Tech

GOP Lawmakers Reveal They Don’t Know How Launching Nukes Works Amid Defense Secretary Health Crisis

Contrary to Republicans’ panicked declarations, Secretary of Defense Lloyd Austin’s hospitalization does not affect nuclear command and control.
GOP Lawmakers Reveal They Don't Know How Launching Nukes Works Amid Defense Secretary Health Crisis

Anadolu
 / Contributor via getty images

Sometimes it takes a crisis to show you how ignorant your elected officials are. In the wake of a crisis around the health of Secretary of Defense Lloyd Austin, some Republican lawmakers have shown just how little they know about how America’s nuclear weapons work.

Austin, who is 70 years old, went to the doctor for an unspecified elective medical procedure on December 22. He went home after the procedure, which remains a mystery, and began to experience pain a few days later. On the night of January 1st, Austin went to Walter Reed Army Medical Center and was put in the ICU. He’s out of the ICU but remains in the hospital as of this writing.

Advertisement

Austin and the Pentagon didn’t tell people, including the president, what was going on. Deputy Defense Secretary Kathleen Hicks was on vacation in Puerto Rico when she got the call that she needed to sub in for Austin, but the Pentagon didn’t tell her why. The Pentagon didn’t release a public statement about what was going on until Thursday night, about 15 minutes after it told Congress. It also never informed President Biden. 

That is a highly concerning series of events. Austin’s hospitalization comes at a time when the U.S. is involved in a lot of delicate military matters. Israel’s war on Gaza continues, America is part of a coalition fighting Houthi rebels in the Red Sea, and the U.S. launched a drone strike in Iraq on Thursday night when Austin was in a hospital. But some lawmakers erroneously said it has implications for the U.S.’s ability to respond to nuclear threats. 

"It's not right [that] the DoD leadership failed to notify the White House,"  Don Bacon, a Republican Congressman from Nebraska who sits on the Armed Services Committee, told Axios. "Nuclear command and control is priority number one, and the SECDEF is a key authority in this chain of command," he said. "The confusion here undermines deterrence."

Advertisement

Fellow Armed Services Committee member Tom Cotton, a Republican Senator from Arkansas, echoed this sentiment. “The secretary of defense is the key link in the chain of command between the president and the uniformed military, including the nuclear chain of command, when the weightiest of decisions must be made in minutes,” he said in a statement on his website. “If this report is true, there must be consequences for this shocking breakdown.”

The problem is that the Secretary of Defense isn’t part of the nuclear command chain. The position doesn’t have anything to do with how the president launches nukes

“The Secretary of Defense not only isn't a key link in the chain of command, he's not even in the chain of command,” Jeffrey Lewis, a nuclear arms expert and professor at the Middlebury Institute of International Studies on the Nonproliferation and Terrorism, told Motherboard. “The President can contact the National Military Command Center directly and order from a menu of preplanned operations just as easily as you can order a pizza delivered. The only difference is it would probably take the pizza much longer to be delivered.”

“It is a frequent misperception that the Secrecy of Defense is part of the chain of command for nuclear launch decisions—perhaps because it defies common sense that he is not.
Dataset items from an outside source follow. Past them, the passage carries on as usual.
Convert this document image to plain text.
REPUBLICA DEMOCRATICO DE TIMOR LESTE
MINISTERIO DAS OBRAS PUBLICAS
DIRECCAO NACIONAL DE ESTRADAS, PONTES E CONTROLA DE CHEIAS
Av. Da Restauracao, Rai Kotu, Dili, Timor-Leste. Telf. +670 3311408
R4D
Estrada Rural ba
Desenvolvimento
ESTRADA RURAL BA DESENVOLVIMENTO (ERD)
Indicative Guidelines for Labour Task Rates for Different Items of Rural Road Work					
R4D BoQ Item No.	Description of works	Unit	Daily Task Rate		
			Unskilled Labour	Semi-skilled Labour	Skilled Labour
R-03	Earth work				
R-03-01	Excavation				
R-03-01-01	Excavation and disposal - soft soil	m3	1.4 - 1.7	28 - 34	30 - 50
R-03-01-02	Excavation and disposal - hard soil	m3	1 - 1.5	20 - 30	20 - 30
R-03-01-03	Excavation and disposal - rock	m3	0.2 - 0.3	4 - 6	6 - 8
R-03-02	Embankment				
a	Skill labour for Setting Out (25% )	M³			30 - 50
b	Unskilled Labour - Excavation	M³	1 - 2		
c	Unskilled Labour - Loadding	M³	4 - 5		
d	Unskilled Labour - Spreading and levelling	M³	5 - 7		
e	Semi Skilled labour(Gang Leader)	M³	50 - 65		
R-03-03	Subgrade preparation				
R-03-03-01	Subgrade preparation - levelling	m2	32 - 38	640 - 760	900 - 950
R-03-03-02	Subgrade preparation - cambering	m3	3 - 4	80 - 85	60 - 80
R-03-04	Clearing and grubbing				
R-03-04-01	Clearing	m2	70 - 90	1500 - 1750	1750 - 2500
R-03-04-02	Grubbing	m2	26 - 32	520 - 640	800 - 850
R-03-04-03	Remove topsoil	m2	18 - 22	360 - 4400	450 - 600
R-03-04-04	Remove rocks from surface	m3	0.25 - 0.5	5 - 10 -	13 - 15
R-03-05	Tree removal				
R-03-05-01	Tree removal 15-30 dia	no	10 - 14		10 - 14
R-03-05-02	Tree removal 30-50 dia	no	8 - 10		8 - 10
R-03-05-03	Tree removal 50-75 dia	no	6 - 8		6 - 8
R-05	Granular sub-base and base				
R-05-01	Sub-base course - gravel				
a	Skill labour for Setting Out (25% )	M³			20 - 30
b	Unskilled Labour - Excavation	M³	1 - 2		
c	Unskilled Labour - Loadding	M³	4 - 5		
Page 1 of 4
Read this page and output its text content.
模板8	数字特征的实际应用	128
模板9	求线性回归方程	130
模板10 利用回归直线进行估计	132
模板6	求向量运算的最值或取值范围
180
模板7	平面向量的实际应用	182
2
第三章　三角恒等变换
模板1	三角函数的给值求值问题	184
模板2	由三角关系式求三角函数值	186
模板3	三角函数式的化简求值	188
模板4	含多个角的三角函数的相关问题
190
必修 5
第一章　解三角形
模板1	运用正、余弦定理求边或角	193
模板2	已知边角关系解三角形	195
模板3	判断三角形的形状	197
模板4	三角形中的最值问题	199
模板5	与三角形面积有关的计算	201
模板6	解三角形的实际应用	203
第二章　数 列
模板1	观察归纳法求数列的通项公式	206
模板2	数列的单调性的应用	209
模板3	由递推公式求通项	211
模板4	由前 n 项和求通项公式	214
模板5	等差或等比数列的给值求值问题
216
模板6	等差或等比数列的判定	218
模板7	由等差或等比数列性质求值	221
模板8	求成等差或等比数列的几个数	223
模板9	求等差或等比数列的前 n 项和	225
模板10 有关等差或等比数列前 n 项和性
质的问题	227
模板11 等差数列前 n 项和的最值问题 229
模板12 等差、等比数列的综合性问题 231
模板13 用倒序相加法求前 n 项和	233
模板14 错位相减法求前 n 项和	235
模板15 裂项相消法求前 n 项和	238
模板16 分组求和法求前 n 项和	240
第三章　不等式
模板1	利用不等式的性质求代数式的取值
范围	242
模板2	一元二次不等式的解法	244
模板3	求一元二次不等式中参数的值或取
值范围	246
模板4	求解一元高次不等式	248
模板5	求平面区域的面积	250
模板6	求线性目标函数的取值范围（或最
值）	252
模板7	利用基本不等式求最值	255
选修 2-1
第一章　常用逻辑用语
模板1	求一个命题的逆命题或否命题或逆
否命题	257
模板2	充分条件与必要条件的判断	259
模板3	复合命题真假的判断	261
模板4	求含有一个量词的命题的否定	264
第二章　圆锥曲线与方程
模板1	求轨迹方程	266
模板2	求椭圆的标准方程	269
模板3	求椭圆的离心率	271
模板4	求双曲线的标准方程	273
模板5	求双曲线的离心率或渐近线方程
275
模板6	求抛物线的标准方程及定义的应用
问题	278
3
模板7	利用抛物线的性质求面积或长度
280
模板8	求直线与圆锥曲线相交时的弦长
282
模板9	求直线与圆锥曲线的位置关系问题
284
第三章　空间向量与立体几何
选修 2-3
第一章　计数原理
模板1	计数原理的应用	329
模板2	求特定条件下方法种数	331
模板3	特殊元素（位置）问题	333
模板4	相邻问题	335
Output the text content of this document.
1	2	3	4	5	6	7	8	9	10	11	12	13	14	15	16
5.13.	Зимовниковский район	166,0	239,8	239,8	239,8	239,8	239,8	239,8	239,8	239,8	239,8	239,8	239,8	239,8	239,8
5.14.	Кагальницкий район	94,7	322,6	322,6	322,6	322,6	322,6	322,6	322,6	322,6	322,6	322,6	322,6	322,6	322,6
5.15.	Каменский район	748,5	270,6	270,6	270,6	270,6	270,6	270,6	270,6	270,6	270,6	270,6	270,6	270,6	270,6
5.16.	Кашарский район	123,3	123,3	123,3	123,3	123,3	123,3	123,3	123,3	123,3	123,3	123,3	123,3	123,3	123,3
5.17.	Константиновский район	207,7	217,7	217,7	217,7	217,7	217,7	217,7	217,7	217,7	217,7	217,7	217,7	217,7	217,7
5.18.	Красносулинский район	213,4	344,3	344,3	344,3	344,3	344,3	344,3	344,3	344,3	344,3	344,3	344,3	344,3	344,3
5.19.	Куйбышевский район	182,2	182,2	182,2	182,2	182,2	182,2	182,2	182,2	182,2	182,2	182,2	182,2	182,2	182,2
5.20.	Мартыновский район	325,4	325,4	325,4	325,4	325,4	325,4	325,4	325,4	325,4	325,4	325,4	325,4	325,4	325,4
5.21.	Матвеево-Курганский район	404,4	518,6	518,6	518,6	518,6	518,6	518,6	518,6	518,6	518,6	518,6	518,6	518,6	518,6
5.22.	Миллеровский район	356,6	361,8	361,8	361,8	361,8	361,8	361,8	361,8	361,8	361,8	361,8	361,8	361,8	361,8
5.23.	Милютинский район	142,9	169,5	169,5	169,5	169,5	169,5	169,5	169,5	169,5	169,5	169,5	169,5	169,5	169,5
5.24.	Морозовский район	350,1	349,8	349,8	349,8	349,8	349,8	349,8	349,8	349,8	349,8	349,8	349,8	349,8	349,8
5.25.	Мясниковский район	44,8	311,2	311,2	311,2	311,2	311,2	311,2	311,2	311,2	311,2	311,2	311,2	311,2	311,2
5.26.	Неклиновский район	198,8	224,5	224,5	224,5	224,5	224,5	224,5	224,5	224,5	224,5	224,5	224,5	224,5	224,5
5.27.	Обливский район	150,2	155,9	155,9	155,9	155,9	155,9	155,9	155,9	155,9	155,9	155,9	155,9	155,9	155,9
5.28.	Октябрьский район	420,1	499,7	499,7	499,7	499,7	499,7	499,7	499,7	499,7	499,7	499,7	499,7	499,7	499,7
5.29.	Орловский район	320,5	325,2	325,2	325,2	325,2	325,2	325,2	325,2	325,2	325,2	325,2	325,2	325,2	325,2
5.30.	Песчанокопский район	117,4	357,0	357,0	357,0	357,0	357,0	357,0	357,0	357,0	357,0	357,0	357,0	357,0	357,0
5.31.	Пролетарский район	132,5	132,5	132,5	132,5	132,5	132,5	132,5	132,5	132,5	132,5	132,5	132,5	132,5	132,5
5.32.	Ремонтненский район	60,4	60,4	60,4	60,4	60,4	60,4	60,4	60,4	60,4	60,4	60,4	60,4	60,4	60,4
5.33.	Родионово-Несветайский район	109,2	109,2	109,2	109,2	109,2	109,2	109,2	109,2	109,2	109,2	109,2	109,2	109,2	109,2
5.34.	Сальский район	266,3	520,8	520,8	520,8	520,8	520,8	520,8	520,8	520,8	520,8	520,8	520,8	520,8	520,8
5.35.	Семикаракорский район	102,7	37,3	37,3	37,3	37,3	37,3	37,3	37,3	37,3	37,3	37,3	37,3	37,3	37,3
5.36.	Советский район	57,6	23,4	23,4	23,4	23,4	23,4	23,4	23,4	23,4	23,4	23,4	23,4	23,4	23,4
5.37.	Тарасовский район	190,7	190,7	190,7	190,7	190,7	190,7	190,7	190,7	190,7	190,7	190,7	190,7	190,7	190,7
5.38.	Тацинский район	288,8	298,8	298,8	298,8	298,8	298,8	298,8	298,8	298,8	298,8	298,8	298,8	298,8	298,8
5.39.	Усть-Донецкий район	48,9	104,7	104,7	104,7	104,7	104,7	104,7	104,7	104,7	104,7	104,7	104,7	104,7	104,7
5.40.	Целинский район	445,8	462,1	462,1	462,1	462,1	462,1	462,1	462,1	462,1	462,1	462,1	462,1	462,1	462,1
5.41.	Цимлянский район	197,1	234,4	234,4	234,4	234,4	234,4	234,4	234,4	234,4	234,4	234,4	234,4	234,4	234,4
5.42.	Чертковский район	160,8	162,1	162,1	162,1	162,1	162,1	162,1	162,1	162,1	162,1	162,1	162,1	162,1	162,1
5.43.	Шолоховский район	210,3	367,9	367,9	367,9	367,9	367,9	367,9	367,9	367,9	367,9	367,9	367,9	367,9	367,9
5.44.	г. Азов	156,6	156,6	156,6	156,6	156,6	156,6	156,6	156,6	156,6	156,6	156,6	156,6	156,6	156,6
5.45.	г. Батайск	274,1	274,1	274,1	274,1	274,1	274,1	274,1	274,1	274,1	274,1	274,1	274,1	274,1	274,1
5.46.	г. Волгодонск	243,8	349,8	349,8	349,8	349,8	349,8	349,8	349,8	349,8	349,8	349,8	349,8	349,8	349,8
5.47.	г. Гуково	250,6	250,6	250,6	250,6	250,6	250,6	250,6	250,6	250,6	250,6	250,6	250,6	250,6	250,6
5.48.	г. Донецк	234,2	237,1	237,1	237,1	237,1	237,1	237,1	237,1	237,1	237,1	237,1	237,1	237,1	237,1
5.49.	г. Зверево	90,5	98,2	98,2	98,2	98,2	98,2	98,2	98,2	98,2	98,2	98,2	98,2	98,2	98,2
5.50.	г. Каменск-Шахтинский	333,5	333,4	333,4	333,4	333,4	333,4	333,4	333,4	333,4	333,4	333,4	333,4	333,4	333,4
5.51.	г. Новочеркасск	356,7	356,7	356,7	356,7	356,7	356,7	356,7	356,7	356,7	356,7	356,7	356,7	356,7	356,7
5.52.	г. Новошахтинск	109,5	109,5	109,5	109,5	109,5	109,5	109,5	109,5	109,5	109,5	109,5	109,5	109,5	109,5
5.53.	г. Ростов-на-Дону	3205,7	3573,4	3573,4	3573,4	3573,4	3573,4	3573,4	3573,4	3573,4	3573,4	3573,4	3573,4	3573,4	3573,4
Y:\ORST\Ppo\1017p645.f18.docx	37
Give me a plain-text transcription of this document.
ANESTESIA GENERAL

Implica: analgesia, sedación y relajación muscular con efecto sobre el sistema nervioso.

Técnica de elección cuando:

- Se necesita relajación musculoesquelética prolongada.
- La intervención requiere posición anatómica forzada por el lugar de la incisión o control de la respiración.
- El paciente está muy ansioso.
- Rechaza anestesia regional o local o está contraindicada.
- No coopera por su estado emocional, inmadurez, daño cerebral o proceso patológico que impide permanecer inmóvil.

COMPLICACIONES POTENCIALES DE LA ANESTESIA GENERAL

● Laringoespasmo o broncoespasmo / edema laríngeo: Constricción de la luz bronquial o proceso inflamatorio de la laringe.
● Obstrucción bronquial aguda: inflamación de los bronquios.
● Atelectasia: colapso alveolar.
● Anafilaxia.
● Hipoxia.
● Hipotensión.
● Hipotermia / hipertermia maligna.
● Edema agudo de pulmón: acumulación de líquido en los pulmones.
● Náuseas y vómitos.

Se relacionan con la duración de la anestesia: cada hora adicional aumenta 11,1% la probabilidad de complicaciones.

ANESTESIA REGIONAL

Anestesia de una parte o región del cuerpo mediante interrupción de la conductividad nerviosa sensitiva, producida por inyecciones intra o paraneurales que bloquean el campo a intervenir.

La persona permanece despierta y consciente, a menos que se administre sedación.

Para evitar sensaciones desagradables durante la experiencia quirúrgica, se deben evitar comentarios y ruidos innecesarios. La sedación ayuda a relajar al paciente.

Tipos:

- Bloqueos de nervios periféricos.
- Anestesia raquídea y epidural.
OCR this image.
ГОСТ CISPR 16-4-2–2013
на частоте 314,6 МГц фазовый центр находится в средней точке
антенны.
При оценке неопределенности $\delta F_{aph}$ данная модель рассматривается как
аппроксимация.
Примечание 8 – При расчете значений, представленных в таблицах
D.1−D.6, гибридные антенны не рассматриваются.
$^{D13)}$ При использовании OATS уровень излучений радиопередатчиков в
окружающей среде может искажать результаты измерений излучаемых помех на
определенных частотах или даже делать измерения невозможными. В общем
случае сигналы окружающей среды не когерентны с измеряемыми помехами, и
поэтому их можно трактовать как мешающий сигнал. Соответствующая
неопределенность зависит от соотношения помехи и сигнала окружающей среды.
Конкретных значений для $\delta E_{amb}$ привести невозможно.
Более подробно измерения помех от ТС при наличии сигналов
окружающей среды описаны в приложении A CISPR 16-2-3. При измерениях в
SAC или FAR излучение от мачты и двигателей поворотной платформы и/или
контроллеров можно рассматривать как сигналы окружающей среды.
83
But the chain of command for nuclear launch goes straight from the President to the military command center at the Pentagon, which authenticates the order and relays it to the commands and units,” Hans Kristensen, Director of the Nuclear Information Project at the Federation of American Scientists, told Motherboard.

“The President may consult with the Secretary of Defense, and would likely do so in most nuclear launch decisions, but is not required to do so and the Secretary has no formal vote. It irks many that we have a system where one person has sole authority, certainly for decisions where the United States has not been attacked with nuclear weapons or only a few,” Kristensen said. “This became eerily clear during the Trump presidency where even the Chairman of the Joint Chief of Staff sought to interject himself into the procedure. In all other military matters, the Secretary is formally part of the decision chain and should certainly be so for first use or limited use of nuclear weapons short of a reaction to a large-scale surprise nuclear attack.”

Right now, Austin is still in the hospital, though the Pentagon said he is recovering and has resumed his duties. “Since resuming his duties on Friday evening, the Secretary has received operational updates and has provided necessary guidance to his team,” the DoD said in its most recent public statement on the issue. “He has full access to required secure communications capabilities and continues to monitor DoD's day-to-day operations worldwide.”

Biden reaffirmed his support of Austin and said he wouldn’t accept his resignation if offered.